Zuerst war der Opa dran. Er saß auf dem Behandlungsstuhl, ich auf einem normalen neben dem Waschbecken an der Wand. Die Sprechstundenhilfe hatte Opa Joghurt schon so ein Lätzchen umgehängt, weiße Watteröllchen in den Mund gestopft und war wieder verschwunden. Ich fragte ihn, wie die denn schmeckten, und er sagte: »Doff iff fffffum unffferffffuuuuchn.« Sehr lustig! Ich wollte auch solche.

Der Arzt kam rein, ein sportlicher junger Mann im weißen Kittel, und setzte sich gleich neben seinen Patienten auf so einen kleinen, drehbaren Hocker. Er wirbelte zu mir herum und versicherte mir, dass ich keine Angst zu haben brauchte. Ich wäre ja auch gleich dran. Ich wollte noch entgegnen, dass ich überhaupt keine Angst hätte, aber er war schon wieder weggewirbelt. Opa Joghurt erklärte dem Doktor, warum er gekommen war.

»Alfffffooo, refffftch untä fffutff äächh ähh ännn ann draaafffdrügggt.«

Klare Sache. Alf hatte auf ihn draufgefurzt.

Der Zahnarzt war anderer Meinung, als ich ihm versuchte, den Satz zu übersetzen, und nickte dem Opa nur zu. Bitte schön! Als der Herr Supersimultanübersetzer gerade so eine komische silberne Gabel mit nur einem Zinken in Opas Mund stecken wollte, klopfte es wie verrückt an der Milchglastür zum Behandlungsraum. Sie sprang auf, und dort stand mit bösem Blick die dicke Frau aus dem Wartezimmer. Mit Lätzchen auf ihrem gigantischen Dekolleté und Wattebäuschchen im Mund.

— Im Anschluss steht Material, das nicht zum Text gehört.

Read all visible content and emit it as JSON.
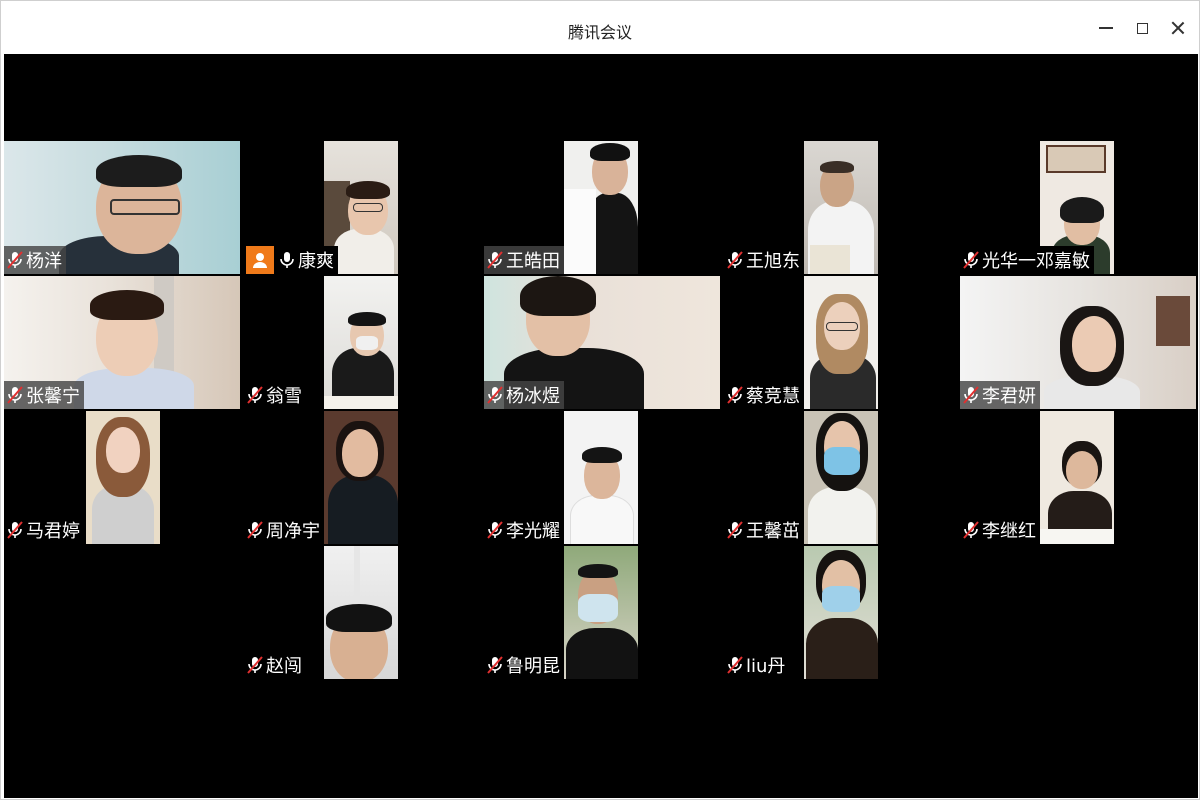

»Fffffeem Fffffffie gloooon, däffff ifffff ir affff efffallln afffe, annnn aenn Ffffie ffifff aer eirrr! Iffff ae eien Acchhhl in eien Kofffff un aaaate ffffffon Chchchchtunden.«

»Aun Ffffie ack. Iffff in rannnn«, gab Joghurt zurück.

»Ffffiie aen ir arnichchc u agn. Ffffiie önn a ochhch iffff al aufff Ihrn Änkchl aaafpaffffn!«

Es war herrlich absurd. Wir Außenstehende verstanden nur bruchstückhaft, aber die beiden Streitenden anscheinend jedes Wort. Der Arzt versuchte die offensichtlich erboste Patientin zu beruhigen und Opa Joghurt daran zu hindern, aufzustehen, um noch vehementer in die entstandene, nennen wir es »Diskussion« einsteigen zu können.